Looks reasonable to me.

Reviewed-by: Dan Williams <dan.j.williams@intel.com>
Davidlohr Bueso Sept. 7, 2022, 2:36 p.m. UTC | #2
Not sure the proper way to route this (akpm?). But unless any remaining
objections, could this be picked up?

Thanks,
Davidlohr
Borislav Petkov Sept. 7, 2022, 4:05 p.m. UTC | #3
On Mon, Aug 29, 2022 at 02:29:18PM -0700, Davidlohr Bueso wrote:
> diff --git a/arch/x86/mm/pat/set_memory.c b/arch/x86/mm/pat/set_memory.c
> index 1abd5438f126..18463cb704fb 100644
> --- a/arch/x86/mm/pat/set_memory.c
> +++ b/arch/x86/mm/pat/set_memory.c
> @@ -330,6 +330,20 @@ void arch_invalidate_pmem(void *addr, size_t size)
>  EXPORT_SYMBOL_GPL(arch_invalidate_pmem);
>  #endif
>  
> +#ifdef CONFIG_ARCH_HAS_MEMREGION_INVALIDATE
> +bool arch_has_flush_memregion(void)
> +{
> +	return !cpu_feature_enabled(X86_FEATURE_HYPERVISOR);

This looks really weird.

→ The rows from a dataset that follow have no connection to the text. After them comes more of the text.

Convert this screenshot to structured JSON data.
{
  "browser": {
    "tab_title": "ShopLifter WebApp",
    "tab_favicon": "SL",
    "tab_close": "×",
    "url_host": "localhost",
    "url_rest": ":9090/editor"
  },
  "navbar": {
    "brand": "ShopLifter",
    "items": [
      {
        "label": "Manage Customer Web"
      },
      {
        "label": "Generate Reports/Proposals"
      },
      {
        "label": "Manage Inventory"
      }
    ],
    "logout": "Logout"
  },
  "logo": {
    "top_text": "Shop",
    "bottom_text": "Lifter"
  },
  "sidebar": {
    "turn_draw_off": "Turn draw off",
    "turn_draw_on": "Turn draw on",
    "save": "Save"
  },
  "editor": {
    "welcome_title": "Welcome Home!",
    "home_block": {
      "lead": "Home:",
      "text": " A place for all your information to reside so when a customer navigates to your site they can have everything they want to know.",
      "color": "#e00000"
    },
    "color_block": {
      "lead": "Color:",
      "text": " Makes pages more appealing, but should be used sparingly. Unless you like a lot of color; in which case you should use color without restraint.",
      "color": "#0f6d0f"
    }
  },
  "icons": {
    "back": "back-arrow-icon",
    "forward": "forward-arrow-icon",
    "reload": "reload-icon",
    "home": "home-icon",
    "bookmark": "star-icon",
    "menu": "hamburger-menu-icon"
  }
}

Why does this need to care about HV at all?

Does that nfit stuff even run in guests?

> +EXPORT_SYMBOL(arch_has_flush_memregion);

...

> +EXPORT_SYMBOL(arch_flush_memregion);

Why aren't those exports _GPL?

Thx.
Davidlohr Bueso Sept. 7, 2022, 4:22 p.m. UTC | #4
On Wed, 07 Sep 2022, Borislav Petkov wrote:

>On Mon, Aug 29, 2022 at 02:29:18PM -0700, Davidlohr Bueso wrote:
>> diff --git a/arch/x86/mm/pat/set_memory.c b/arch/x86/mm/pat/set_memory.c
>> index 1abd5438f126..18463cb704fb 100644
>> --- a/arch/x86/mm/pat/set_memory.c
>> +++ b/arch/x86/mm/pat/set_memory.c
>> @@ -330,6 +330,20 @@ void arch_invalidate_pmem(void *addr, size_t size)
>>  EXPORT_SYMBOL_GPL(arch_invalidate_pmem);
>>  #endif
>>
>> +#ifdef CONFIG_ARCH_HAS_MEMREGION_INVALIDATE
>> +bool arch_has_flush_memregion(void)
>> +{
>> +	return !cpu_feature_enabled(X86_FEATURE_HYPERVISOR);
>
>This looks really weird. Why does this need to care about HV at all?

So the context here is:

e2efb6359e62 ("ACPICA: Avoid cache flush inside virtual machines")

>
>Does that nfit stuff even run in guests?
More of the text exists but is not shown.